Into The Realm Of The Unbearable Unmentionable

    Alanna looked out on the grass-covered plain. It was high summer, and with the exception of the green splotches of tree-tops that popped up along the banks of the small river as it bisected the tableau north to south, the only colors she saw were the blue of the sky and the golden brown of the prairie grass.

   She turned slowly as she scanned the horizon, wondering how far she would have to walk to get to the largest group of trees she could see. Judging the height of the small rise she stood on to be 3 meters above the mean level of the terrain and knowing that her eye-level height was 1.45 meters, she estimated the horizon to be a little over 5 kilometers away. If the tallest of the trees were 12 meters, then she had a 13k walk ahead of her, at the least.

   There were no visible paths ahead of her, manmade or animal.

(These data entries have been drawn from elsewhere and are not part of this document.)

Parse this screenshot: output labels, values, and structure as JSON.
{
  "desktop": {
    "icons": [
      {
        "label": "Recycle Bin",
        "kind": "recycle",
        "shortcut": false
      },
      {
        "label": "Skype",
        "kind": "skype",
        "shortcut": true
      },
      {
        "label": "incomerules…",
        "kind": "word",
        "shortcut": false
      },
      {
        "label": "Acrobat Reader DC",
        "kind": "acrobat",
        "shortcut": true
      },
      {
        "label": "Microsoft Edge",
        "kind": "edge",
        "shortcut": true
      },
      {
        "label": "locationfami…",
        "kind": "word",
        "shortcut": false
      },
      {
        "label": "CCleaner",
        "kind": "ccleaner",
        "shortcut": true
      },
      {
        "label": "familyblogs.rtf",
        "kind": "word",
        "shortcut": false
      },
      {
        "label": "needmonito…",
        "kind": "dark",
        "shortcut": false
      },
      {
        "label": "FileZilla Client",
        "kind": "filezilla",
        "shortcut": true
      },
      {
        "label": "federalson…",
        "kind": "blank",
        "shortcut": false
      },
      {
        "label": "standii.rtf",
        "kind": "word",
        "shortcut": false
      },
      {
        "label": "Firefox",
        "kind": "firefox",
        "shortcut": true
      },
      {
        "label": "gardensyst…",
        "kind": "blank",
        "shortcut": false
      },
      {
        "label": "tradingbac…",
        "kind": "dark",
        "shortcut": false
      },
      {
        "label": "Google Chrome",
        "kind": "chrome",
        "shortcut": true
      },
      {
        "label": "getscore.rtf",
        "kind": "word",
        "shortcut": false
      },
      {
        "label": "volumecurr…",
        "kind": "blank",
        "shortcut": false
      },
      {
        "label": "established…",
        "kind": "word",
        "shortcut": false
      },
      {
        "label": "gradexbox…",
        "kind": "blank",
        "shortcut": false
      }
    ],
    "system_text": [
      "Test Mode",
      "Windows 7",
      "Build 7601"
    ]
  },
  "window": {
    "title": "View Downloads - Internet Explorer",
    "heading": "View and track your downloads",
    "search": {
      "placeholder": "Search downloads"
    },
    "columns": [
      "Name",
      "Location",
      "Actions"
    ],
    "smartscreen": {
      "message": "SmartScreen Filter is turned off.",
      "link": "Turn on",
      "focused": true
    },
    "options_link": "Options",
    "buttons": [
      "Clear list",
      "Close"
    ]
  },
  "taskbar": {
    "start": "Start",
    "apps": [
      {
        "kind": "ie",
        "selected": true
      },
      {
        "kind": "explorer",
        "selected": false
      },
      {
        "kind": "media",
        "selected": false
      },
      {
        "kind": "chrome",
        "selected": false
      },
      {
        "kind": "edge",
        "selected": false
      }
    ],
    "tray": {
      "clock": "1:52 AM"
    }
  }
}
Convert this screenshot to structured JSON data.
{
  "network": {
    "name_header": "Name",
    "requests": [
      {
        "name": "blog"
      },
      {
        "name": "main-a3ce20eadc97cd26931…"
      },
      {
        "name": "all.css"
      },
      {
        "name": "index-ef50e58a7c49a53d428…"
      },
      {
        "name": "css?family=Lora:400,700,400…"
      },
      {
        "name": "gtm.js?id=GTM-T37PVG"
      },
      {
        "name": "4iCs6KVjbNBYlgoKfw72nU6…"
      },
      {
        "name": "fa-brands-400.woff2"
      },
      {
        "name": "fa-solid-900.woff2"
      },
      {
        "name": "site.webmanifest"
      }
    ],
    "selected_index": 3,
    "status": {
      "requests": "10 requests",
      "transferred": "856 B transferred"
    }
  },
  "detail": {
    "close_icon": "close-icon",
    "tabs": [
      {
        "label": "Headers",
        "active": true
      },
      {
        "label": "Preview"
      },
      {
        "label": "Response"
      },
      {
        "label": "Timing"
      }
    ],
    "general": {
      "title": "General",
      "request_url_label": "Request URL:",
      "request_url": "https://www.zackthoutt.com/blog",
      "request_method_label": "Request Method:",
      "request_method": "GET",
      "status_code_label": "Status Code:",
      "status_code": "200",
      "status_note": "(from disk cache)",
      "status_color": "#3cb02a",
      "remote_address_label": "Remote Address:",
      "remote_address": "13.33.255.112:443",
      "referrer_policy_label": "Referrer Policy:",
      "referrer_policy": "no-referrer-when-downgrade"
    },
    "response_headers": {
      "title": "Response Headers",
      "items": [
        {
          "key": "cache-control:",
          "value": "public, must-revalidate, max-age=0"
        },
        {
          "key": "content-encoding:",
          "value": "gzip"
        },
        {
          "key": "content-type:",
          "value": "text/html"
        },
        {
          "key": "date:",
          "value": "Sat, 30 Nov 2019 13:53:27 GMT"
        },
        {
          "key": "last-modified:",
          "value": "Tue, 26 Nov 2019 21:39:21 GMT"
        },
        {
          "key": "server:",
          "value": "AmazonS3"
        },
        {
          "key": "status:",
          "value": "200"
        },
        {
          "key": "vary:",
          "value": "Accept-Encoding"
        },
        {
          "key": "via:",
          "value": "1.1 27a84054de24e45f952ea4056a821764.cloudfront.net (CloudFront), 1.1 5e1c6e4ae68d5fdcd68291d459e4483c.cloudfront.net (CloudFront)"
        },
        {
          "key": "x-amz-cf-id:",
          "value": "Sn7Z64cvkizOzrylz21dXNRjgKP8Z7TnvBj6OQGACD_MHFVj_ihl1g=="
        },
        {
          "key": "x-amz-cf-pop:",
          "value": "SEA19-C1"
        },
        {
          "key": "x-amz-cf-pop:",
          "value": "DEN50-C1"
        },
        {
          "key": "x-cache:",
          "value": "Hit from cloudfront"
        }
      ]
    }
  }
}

She wondered how long it had been since a creature of any sort had stood where she stood, or had gazed out on the distant western horizon. 

   With a shrug she bent down and picked up her rucksack, slinging it across her left shoulder in one well-practiced motion. She started toward the most prominent of the green splotches in her field of view at a brisk pace, the tall grass brushing her legs just above the knees.

   She poked and jabbed with her hiking staff at the ground in front of her as she walked, both to give any small animals that might be in her path a chance to scurry away and also to ensure she didn't step into any unseen holes or ruts, especially not into a possible animal den. Experience was a mother of a teacher for that one.

   Alanna had been working her way west/southwest since the last week of May, and knew she had been extremely fortunate not to have encountered many difficulties. There were still a number of maintained roads in the east, even though there were no longer any motorized vehicles. Various human-powered vehicles did use them, and though most settlements only numbered 1,000 or fewer inhabitants, the people who lived in or around them seemed to take an immense amount of pride in keeping the roads serviceable.

   Everyday she had been training for her mission she had been told what to expect along the way. For over a year she had been taught how to find fresh water sources, how to hunt small game, which plants were edible, and how to doctor any injuries she might suffer. 

   Of course, great emphasis had been placed on how to deal with the dreaded Bandits that roamed the open prairie, the most oft-repeated advice being "Avoid them if at all possible".

   The Bandits were legendary, but not mythical. They did exist, and like everyone else in the community she had been reared in she had been told stories, some plausible, some not so much. For the most part she regarded the stories as fairytales, meant to impart lessons or serve as instructional parables but with very little basis in reality.

   For the first few days that she was on the road she had recounted to herself the Bandit stories she had been told, mostly out of boredom but also to help her prepare for the eventuality of encountering them. She was determined to complete her mission within the allotted time frame, and being slowed down or incapacitated by Bandits was not something she wanted to deal with.

   Now, months after she got underway, her daily thoughts rarely focused on anything other than finding food and shelter. The food and shelter that was almost always readily available at the smaller villages that she had visited during the first few weeks of her westward trek had dissipated after she had crossed the small range of mountains that divided civilization from the wild.

   The mission she was on was the same mission that 134 others before her had undertaken. Find out if there were others out there or if the settlements of the east were all that was left. 

   Alanna knew that of the 134 others that had gone before her, only two had ever returned, and those two had not entirely completed the mission. Both of them had turned back after facing what they had determined to be insurmountable obstacles - Seline the 73rd who turned back after encountering endless months and miles of continuous snowstorms, and Lynn the 102nd who showed up two years after she had left with a one-year old she said was the result of a Bandit encounter. 

   The sun was blazing in the cloudless sky as Alanna trod on. She was now 9 kilometers further southwest than when she started and it was time for a rest. She was looking about for something she might be able to sit on when something caught her attention.

   She was suddenly acutely aware of her entire surroundings - every noise, every movement, even the slightest differences in the smells around her. Most of all though, her vision was focused keenly on what she saw in the distance ahead of her.

   A slim column of smoke that was coming from a campfire.